Apakah mereka berpikir seperti yang aku pikirkan? Aku tidak tahu. Namun setidaknya di lantai sepuluh nanti, aku memutuskan untuk menaiki lantai menara ini sendirian. Setidaknya, mereka akan jauh lebih aman jika aku tidak bersamanya.

Setelah puas menelusuri ke empat lantai di atas lantai lima, kami memutuskan untuk rehat sejenak di lantai lima. Kenapa? Karena lantai itu yang paling aman untuk dijadikan tempat singgah dari pada lantai di atasnya.

"Lantai enam padang savanna, lantai tujuh perairan yang dihiasi pulau kecil, lantai delapan salju, lantai Sembilan mirip seperti hutan terlarang tetapi tidak ada ilusi," Hak bergumam sendiri sembari mengingat semua deskripsi itu di kepalanya. "Siapapun yang mendesain semua lantai itu seperti tidak memiliki jiwa desain yang aman untuk disinggahi."

"Yah … setidaknya material di lantai-lantai itu sangat berlimpah. Shima! Maaf, bisakah kau mengeluarkan material yang kita kumpulkan tadi?"

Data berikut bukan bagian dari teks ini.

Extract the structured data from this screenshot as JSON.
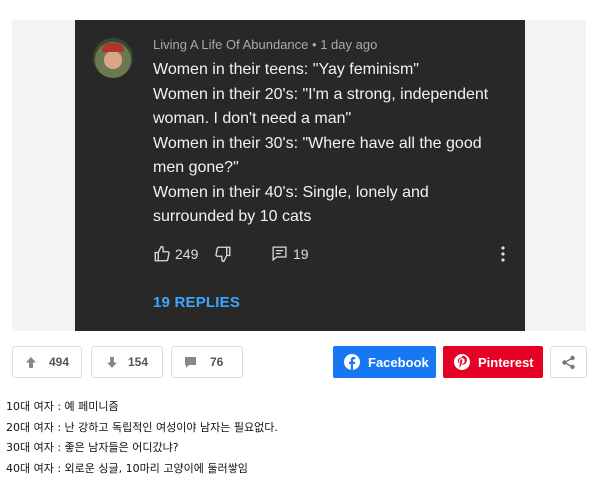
{
  "youtube_comment": {
    "author": "Living A Life Of Abundance",
    "separator": "•",
    "time": "1 day ago",
    "lines": [
      "Women in their teens: \"Yay feminism\"",
      "Women in their 20's: \"I'm a strong, independent",
      "woman. I don't need a man\"",
      "Women in their 30's: \"Where have all the good",
      "men gone?\"",
      "Women in their 40's: Single, lonely and",
      "surrounded by 10 cats"
    ],
    "likes": "249",
    "reply_count": "19",
    "replies_link": "19 REPLIES"
  },
  "votes": {
    "up": "494",
    "down": "154",
    "comments": "76"
  },
  "share": {
    "facebook": "Facebook",
    "pinterest": "Pinterest",
    "facebook_color": "#1877f2",
    "pinterest_color": "#e60023"
  },
  "post_text": [
    "10대 여자 : 예 페미니즘",
    "20대 여자 : 난 강하고 독립적인 여성이야 남자는 필요없다.",
    "30대 여자 : 좋은 남자들은 어디갔냐?",
    "40대 여자 : 외로운 싱글, 10마리 고양이에 둘러쌓임"
  ]
}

Aku mengangguk, lantas mengeluarkan material yang telah dikumpulkan, beserta telur aneh tentunya. Saat aku mengeluarkan material itu, Gin sekilas menatapku dengan pandangan yang tidak bisa kudeskripsikan sebelum akhirnya mengalihkan pandangan pada material ini. Aku tidak memasalahkannya, namun mengingat kepribadiannya, itu seperti ada yang salah.

Biji kemarau yang berwarna coklat, tumpukan rumput emas, cangkang kerang mutiara, koral berlian, kepingan salju abadi (meskipun bernama demikian, kepingan ini tidak dingin sama sekali), tetesan beku abadi (tetesan ini membeku dan terasa dingin saat disentuh), buah simalakama (Buah root hitam), bunga merah kematian. Material yang kami kumpulkan terbilang sangat banyak, bahkan kukira saat itu kami sedang merampok, yah … mau bagaiamana lagi. Ambil atau tidak sama sekali.

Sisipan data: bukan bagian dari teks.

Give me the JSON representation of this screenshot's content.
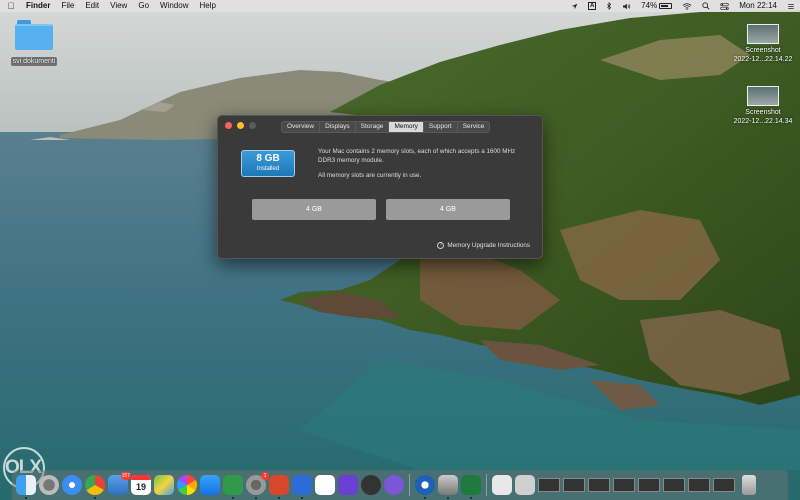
{
  "menubar": {
    "app_name": "Finder",
    "menus": [
      "File",
      "Edit",
      "View",
      "Go",
      "Window",
      "Help"
    ],
    "status": {
      "a_box": "A",
      "battery_pct": "74%",
      "battery_level": 0.74,
      "clock": "Mon 22:14"
    }
  },
  "desktop": {
    "folder_label": "svi dokumenti",
    "screenshots": [
      {
        "line1": "Screenshot",
        "line2": "2022-12...22.14.22"
      },
      {
        "line1": "Screenshot",
        "line2": "2022-12...22.14.34"
      }
    ]
  },
  "about_window": {
    "tabs": [
      "Overview",
      "Displays",
      "Storage",
      "Memory",
      "Support",
      "Service"
    ],
    "active_tab": "Memory",
    "badge_size": "8 GB",
    "badge_caption": "Installed",
    "description": "Your Mac contains 2 memory slots, each of which accepts a 1600 MHz DDR3 memory module.",
    "slot_status": "All memory slots are currently in use.",
    "slots": [
      "4 GB",
      "4 GB"
    ],
    "upgrade_link": "Memory Upgrade Instructions"
  },
  "dock": {
    "calendar_day": "19",
    "mail_badge": "",
    "settings_badge": "1"
  },
  "watermark": "OLX",
  "colors": {
    "accent_blue": "#2b89cc",
    "window_bg": "#3a3a3a",
    "close": "#ff5f57",
    "minimize": "#febc2e"
  }
}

Aku membagikannya sama rata, sekarang … bagaimana cara mempersembahkannya kepada telur ini. Karena saat material ini melintang mengelilingi telur, tidak ada reaksi sama sekali.

Menghela napas, aku memijit keningku, berdecih kesal. "Uh, apa kita salah material ya?"

"Hm … akan tetapi, material yang ada di lantai atas memang hanya segini." Xiexie menambahkan.

"Argh! Bodo amat!" Hak berseru kesal, tampaknya kapasitas otaknya telah mencapai batas. "nanti saja kita pikirkan!" Hak menguap. "Aku tidak menghitung kapan terakhir kali kita tidur. Aku ngantuk sekali-"

Seusai berkata demikian, Hak langsung tidur di atas tanah. Gin yang paling muda juga langsung tertidur sembari duduk menyilangkan kaki, membuat Xiexie langsung menjadikan kakinya sebagai bantal bocah itu. Melihat semuanya yang kelelahan aku lantas berdiri.

"Hm? Kau mau ke mana, Shima?"

Aku menatap Xiexie, tersenyum. "Aku ingin berpetualang sebentar sampai mereka bangun. Kau juga beristirahatlah."

Xiexie menatapku khawatir, kemudian menghela napas kecil. "Cepatlah kembali, atau kau akan melihat wajah jelek Hak," wanita itu terkekeh kecil mengatakannya.